Wednesday, March 3, 2010

March 3, 2010

Today was painting class with Mr. Tan day. Mr. Tan, the 62 year old Chinese man who doesn’t speak English, but is one of the funniest men I’ve met in Singapore. This man makes you laugh without saying a word (of English). I arrived about 15 minutes early as I’m prone to do (when alone), dropped off my bag at the studio (and I use that term lightly), and headed off to grab a Coke before class. I think I woke Mr. Tan from his afternoon nap, as he was sitting on the couch, arms crossed, head slightly forward. I love a guy who savors a good nap. But Mr. Tan isn’t the story this time.

With 15 minutes to spare and my teacher asleep, I decided to explore the Golden Mile Tower or “Little Thailand” where the studio (lightly, again) is located. It’s an odd half-mall, half office-building type of building that I don’t think I’ve ever seen anywhere except Asia – it’s as if they put the nastiest strip center, along with the nasty strip center next to it, and the next one, all in the same older, smaller mall. Then someone closed up some of the skylights and broke a few of the too narrow escalators, and turned off about half the lights. The first amusement I came upon was outside a shop selling camouflage items and advertising that they’d sew on your army patches. Outside this Asian Academy Surplus was a lawn chair with the most shrunken little old lady I’ve ever seen, at least 95 years old, wrapped in a blanket and wearing a too big baseball cap that said “I Love Teachers” pulled down over her eyes. She was being force fed a gruel by a younger woman (remember, all in front of a shop in a mall). When later I asked Mr. Tan how long she had been there he said, “110 years.” I told you he was funny.

Next, I take one of the working escalators up a level to continue the exploration. This particular escalator begins in a food court area that is full of elderly men-- but not as elderly as the Teacher-lover lady– all having their afternoon beer. There’s a full table butted up to the escalator, all staring at the only Caucasian in the mall (me). I’m cool, very cool, and comfortable being the only Caucasian in the mall, and on the escalator, so I casually (and coolly) lean over and place my elbows on the black escalator track, my hands hanging over the edge. I’m cool, nodding a greeting confidently at the older beer drinkers as I’m moved along by the escalator. I’m cool, as my left hand, gliding along with the rail, perfectly snags the drinker’s grocery bag that was sitting on the edge of the table and lifts it up, up and away. My hand went through the handle! If I were a thief I couldn’t have been any smoother. Their grocery bag is now mine. After I shit myself in fear and disbelief, I realized my mistake, took several steps down the up escalator, lowered the grocery bag back to the table, and began repeating, “sorry, sorry, sorry…” as fast as I can, turn and walk up the escalator to speed my retreat. No one followed or said a word. It’s not every day a Caucasian grocery bag thief visits the Golden Mile.

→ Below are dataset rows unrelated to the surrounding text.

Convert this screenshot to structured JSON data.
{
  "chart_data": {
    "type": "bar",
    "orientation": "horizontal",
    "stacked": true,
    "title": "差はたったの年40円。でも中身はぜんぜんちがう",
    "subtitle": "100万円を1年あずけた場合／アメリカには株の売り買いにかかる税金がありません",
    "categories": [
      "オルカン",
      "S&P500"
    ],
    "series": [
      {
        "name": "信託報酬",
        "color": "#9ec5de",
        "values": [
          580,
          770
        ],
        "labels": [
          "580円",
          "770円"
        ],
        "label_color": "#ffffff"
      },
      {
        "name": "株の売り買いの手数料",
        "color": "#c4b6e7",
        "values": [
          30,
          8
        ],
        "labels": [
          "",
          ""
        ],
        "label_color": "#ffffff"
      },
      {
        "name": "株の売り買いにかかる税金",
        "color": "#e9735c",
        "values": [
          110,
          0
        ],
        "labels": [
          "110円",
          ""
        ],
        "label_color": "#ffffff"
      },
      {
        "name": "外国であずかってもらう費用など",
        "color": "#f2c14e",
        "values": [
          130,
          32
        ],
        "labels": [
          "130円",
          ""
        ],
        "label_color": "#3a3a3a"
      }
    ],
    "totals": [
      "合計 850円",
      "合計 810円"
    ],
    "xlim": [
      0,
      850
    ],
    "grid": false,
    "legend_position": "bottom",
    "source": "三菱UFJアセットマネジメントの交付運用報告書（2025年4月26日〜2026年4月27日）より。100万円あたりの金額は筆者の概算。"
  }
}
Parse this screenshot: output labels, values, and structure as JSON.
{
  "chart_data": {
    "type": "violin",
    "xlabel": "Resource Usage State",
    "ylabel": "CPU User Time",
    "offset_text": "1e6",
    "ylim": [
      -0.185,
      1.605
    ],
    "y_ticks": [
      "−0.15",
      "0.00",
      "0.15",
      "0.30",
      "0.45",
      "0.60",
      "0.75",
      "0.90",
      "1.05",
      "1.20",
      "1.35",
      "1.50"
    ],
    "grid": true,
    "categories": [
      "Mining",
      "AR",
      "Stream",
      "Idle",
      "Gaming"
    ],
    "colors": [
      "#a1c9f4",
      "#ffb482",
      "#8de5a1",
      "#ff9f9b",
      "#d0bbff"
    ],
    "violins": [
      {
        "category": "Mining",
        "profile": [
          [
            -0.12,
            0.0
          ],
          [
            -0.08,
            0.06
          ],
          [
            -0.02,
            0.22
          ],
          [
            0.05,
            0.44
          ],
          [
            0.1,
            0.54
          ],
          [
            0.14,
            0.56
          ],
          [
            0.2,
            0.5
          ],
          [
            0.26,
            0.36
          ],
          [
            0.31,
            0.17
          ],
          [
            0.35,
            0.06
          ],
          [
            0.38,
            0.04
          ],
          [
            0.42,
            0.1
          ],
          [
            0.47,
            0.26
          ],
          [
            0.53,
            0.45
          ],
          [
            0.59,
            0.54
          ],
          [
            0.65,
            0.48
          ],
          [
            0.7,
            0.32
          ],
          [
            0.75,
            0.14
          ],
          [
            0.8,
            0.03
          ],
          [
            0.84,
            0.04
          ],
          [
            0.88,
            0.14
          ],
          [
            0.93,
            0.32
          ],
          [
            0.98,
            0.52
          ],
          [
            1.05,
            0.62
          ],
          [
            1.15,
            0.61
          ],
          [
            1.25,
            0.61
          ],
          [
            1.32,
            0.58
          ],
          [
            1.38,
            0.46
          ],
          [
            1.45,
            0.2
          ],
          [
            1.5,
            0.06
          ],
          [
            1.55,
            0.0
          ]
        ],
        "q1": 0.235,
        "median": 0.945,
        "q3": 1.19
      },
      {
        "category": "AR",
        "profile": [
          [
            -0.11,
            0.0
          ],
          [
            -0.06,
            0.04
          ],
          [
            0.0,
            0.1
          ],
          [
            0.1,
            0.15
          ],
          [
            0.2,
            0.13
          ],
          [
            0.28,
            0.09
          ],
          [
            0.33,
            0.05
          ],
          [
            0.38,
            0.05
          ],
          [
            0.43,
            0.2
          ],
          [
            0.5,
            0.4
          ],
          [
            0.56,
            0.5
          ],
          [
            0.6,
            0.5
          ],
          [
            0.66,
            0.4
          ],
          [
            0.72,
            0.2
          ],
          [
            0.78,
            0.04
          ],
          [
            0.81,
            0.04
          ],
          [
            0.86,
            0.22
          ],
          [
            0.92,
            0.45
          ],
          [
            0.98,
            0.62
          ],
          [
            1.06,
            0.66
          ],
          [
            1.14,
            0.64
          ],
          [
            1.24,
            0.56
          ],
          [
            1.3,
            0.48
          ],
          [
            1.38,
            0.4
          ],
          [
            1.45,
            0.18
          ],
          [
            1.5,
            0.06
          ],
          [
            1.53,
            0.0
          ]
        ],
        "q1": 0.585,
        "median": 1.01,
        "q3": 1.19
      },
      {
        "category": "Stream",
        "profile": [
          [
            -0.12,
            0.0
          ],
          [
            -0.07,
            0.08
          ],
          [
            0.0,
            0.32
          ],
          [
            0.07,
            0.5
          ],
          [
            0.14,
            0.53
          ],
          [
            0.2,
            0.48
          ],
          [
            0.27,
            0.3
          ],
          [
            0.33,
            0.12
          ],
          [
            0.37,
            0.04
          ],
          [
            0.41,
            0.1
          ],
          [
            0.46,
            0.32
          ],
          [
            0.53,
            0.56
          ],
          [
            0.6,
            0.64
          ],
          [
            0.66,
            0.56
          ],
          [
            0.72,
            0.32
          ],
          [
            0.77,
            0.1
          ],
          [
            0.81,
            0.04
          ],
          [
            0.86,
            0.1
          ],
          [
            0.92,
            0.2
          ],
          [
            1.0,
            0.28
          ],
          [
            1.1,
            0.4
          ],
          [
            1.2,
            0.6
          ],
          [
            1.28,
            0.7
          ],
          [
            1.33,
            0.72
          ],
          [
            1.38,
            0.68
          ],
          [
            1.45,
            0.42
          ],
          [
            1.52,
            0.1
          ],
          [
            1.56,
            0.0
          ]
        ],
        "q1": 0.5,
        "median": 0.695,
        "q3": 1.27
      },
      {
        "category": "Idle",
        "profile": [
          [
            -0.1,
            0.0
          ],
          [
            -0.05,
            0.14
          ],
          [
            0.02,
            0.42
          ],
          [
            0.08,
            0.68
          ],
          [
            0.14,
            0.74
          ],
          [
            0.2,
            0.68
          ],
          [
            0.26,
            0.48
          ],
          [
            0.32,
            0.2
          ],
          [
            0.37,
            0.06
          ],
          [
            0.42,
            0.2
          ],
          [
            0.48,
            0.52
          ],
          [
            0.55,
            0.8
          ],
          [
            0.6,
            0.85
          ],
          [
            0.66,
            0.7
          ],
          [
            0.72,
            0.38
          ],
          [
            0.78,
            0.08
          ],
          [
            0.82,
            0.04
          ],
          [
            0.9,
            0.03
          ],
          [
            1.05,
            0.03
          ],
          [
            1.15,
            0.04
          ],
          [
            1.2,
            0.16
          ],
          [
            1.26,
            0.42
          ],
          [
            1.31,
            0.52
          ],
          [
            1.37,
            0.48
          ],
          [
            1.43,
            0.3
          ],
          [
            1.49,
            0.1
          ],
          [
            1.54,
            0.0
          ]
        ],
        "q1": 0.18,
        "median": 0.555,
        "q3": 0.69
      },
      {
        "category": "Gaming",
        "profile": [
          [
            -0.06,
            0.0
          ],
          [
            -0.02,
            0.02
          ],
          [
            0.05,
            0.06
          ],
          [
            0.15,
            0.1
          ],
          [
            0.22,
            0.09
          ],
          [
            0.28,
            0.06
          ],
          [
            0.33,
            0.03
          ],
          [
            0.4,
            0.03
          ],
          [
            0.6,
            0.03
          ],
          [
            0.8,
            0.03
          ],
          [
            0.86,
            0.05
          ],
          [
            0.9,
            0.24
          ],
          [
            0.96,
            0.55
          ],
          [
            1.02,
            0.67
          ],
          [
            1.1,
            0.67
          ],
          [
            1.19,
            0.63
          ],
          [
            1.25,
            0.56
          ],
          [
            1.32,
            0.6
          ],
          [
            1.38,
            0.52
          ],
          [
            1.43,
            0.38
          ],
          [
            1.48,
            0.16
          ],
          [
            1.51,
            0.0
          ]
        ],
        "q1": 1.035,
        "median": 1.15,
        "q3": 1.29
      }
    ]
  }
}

The rest of the mall was either travel agents, karaoke bars which weren’t much bigger than a small café, massage parlors, religious stores selling every type of Buddha’s, a few tattoo parlors (see, just like a Texas strip center), this was the surprise – mail order bride shops. I’ve heard of them, seen TV shows make fun of them, but never have I seen one in person. After the grocery bag incident I was a bit hesitant to push my luck, but there were so many of them I couldn’t resist. About half were closed. One in particular was the Ideal Marriage Center www.idealbride.sg where they advertise “Select your bride on the spot or visit Hainan or Vietnam and choose from hundred of beauties over there” – “Our Philosophy -- Integrity, Practical Service, Best Service”. (I don’t guarantee the website’s safety, but I went to it and looked and nothing seems to have happened to my computer – it’s interesting). The ones that were open appeared to be a one stop shop. Each of them had women lounging about in the lobby who looked remarkably like the Vietnamese mail-order brides in the photos on their walls. I saw no purpose in pursuing the issue further. Though I reserve the right to do further research later.


It’s all fun and games until it hits home. While cooking dinner – yes, I helped – I was discussing my exploits with Cenie. I think I was telling her how sad the whole buy-a-bride thing is. Apparently she didn’t hear the sad part because she proceeded to tell me how she sent in her resume (somewhere) when she was younger and was contacted by a man. The American man moved to Hong Kong and she moved to Hong Kong. They had a year and a half relationship. He was 45. She wasn’t. He wanted to get married, but she didn’t so that was it. That was it except for her Aunt in Los Angeles who tried to arrange a marriage with an American man which she also rejected. After Hong Kong she moved back to the Philippines and married a Filipino who’s 15 years older than her who she supports. Not sure if that’s better, but who am I to say…

And thus ends the Day at The Golden Mile. At least I’m not being caned for petty grocery bag theft. Yet.